Parallel Data Layout Optimization of Scientific Data through Access-driven Replication
|Title||Parallel Data Layout Optimization of Scientific Data through Access-driven Replication|
|Year of Publication||2014|
|Authors||Jenkins, J, Zou, X, Tang, H, Kimpe, D, Ross, RB, Samatova, NF|
Efficient I/O on large-scale spatio-temporal scientific data requires scrutiny of both the logical layout of the data (e.g., row-major vs. column-major) and the physical layout (e.g., distribution on parallel filesystems).

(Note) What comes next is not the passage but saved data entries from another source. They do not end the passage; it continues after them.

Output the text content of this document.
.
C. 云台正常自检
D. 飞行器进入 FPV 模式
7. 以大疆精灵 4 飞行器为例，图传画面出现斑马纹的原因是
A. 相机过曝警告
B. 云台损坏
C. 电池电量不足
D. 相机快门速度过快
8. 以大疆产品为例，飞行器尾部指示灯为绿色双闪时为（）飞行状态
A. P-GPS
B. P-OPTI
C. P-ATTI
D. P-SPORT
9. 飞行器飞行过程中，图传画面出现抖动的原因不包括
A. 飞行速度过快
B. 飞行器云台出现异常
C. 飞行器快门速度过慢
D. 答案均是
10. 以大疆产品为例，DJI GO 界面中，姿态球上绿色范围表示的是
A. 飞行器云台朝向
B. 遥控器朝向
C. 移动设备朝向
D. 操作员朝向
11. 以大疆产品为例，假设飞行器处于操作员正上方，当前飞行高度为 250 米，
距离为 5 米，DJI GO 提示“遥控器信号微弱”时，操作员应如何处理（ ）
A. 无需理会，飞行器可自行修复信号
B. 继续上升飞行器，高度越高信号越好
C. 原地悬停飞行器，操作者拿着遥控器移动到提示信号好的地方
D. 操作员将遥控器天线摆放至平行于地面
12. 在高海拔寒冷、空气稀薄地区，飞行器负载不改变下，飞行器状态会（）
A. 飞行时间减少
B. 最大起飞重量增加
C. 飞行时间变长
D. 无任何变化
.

For increasingly complex datasets, hand optimization is a difficult matter prone to error and not scalable to the increasing heterogeneity of analysis work- loads. Given these factors, we present a partial data replication system called RADAR. We capture datatype- and collective-aware I/O access patterns (indicating logical access) via MPI- IO tracing and use a combination of coarse-grained and fine- grained performance modeling to evaluate and select optimized physical data distributions for the task at hand. Compared with existing methods, we store all replica data and metadata, along with the original, untouched data, under a single file container using the object abstraction in parallel filesystems. Our system can produce up to many-fold improvements in commonly used subvolume decomposition access patterns, while the modeling approach is capable of determining whether such optimizations should be undertaken in the first place.